From WordNet (r) 2.0 [wn]:

  proprietary
       adj : protected by trademark or patent or copyright; made or
             produced or distributed by one having exclusive rights;
             "`Tylenol' is a proprietary drug of which
             `acetaminophen' is the generic form" [ant: {nonproprietary}]
       n : an unincorporated business owned by a single person who is
           responsible for its liabilities and entitled to its
           profits [syn: {proprietorship}]

From Moby Thesaurus II by Grady Ward, 1.0 [moby-thes]:

  76 Moby Thesaurus words for "proprietary":
     balm, balsam, beneficiary, cestui, cestui que trust,
     cestui que use, deedholder, dominion, dominium, drops, drug,
     electuary, elixir, ethical drug, feoffee, feudatory, generic name,
     herbs, householder, inhalant, laird, land tenure, landed,
     landholding, landlady, landlord, landownership, landowning,
     lincture, linctus, lord, lordship, master, materia medica,
     medicament, medication, medicinal, medicinal herbs, medicine,
     mesne, mesne lord, mistress, mixture, nonprescription drug,
     officinal, overlordship, owner, ownership, patent medicine,
     pharmacon, physic, possession, possessive, possessorship,
     possessory, powder, preparation, prescription drug, propertied,
     property, proprietary medicine, proprietary name, proprietor,
     proprietorship, proprietress, proprietrix, rentier, seigniory,
     simples, sovereignty, squire, syrup, theraputant, tisane,
     titleholder, vegetable remedies
  
  

From Jargon File (4.3.1, 29 Jun 2001) [jargon]:

  proprietary adj. 1. In {marketroid}-speak, superior; implies a product
     imbued with exclusive magic by the unmatched brilliance of the company's
     own hardware or software designers. 2. In the language of hackers and
     users, inferior; implies a product not conforming to open-systems
     standards, and thus one that puts the customer at the mercy of a vendor
     able to gouge freely on service and upgrade charges after the initial
     sale has locked the customer in.
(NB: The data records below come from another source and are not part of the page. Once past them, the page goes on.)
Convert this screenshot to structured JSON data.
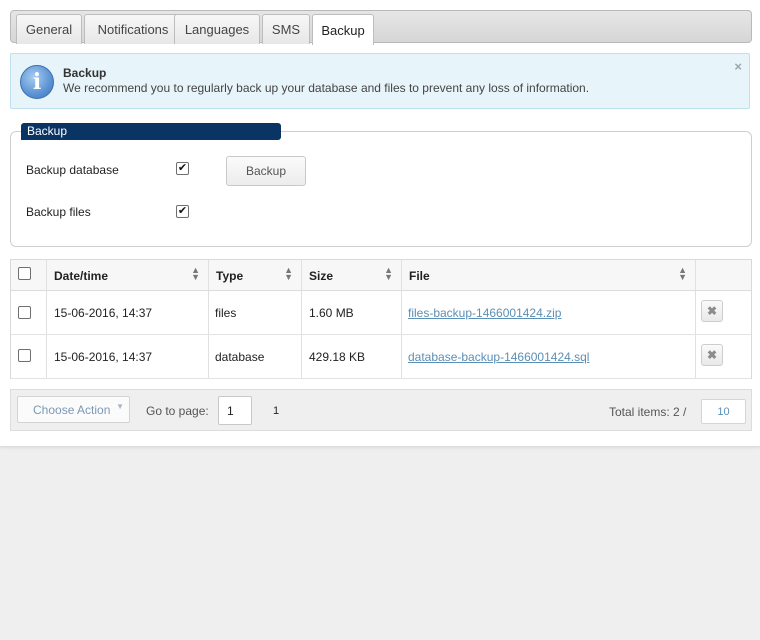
{
  "tabs": [
    {
      "label": "General"
    },
    {
      "label": "Notifications"
    },
    {
      "label": "Languages"
    },
    {
      "label": "SMS"
    },
    {
      "label": "Backup"
    }
  ],
  "info": {
    "title": "Backup",
    "text": "We recommend you to regularly back up your database and files to prevent any loss of information.",
    "close": "×",
    "icon_glyph": "i"
  },
  "backup_form": {
    "legend": "Backup",
    "database_label": "Backup database",
    "database_checked": true,
    "files_label": "Backup files",
    "files_checked": true,
    "button_label": "Backup",
    "check_glyph": "✔"
  },
  "table": {
    "columns": [
      "Date/time",
      "Type",
      "Size",
      "File"
    ],
    "rows": [
      {
        "datetime": "15-06-2016, 14:37",
        "type": "files",
        "size": "1.60 MB",
        "file": "files-backup-1466001424.zip"
      },
      {
        "datetime": "15-06-2016, 14:37",
        "type": "database",
        "size": "429.18 KB",
        "file": "database-backup-1466001424.sql"
      }
    ],
    "delete_glyph": "✖"
  },
  "footer": {
    "action_label": "Choose Action",
    "goto_label": "Go to page:",
    "page_value": "1",
    "page_count": "1",
    "total_label": "Total items: 2 /",
    "per_page": "10"
  }
}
Often used in the phrase "proprietary
     crap". 3. Synonym for closed-source, e.g. software issued in binary
     without source and under a restrictive license.
  
     Since the coining of the term {open source}, many hackers have made a
     conscious effort to distinguish between `proprietary' and `commercial'
     software. It is possible for software to be commercial (that is,
     intended to make a profit for the producers) without being proprietary.
     The reverse is also possible, for example in binary-only freeware.
  
  

From The Free On-line Dictionary of Computing (27 SEP 03) [foldoc]:

  proprietary
       
          1. In {marketroid}-speak, superior; implies a product imbued
          with exclusive magic by the unmatched brilliance of the
          company's own hardware or software designers.
       
          2. In the language of hackers and users, inferior; implies a
          product not conforming to {open-systems} {standard}s, and thus
          one that puts the customer at the mercy of a vendor who can
          inflate service and upgrade charges after the initial sale has
          locked the customer in.
       
          [{Jargon File}]
       
       

From Bouvier's Law Dictionary, Revised 6th Ed (1856) [bouvier]:

  PROPRIETARY. In its strict sense, this word signifies one who is master of 
  his actions, and who has the free disposition of his property. During the 
  colonial government of Pennsylvania, William Penn was called the 
  proprietary. 
       2. The domain which William Penn and his family had in the state, was, 
  during the Revolutionary war, divested by the act of June 28, 1779, from 
  that family and vested in the commonwealth for the sum which the latter paid 
  to them of one hundred and thirty thousand pounds sterling.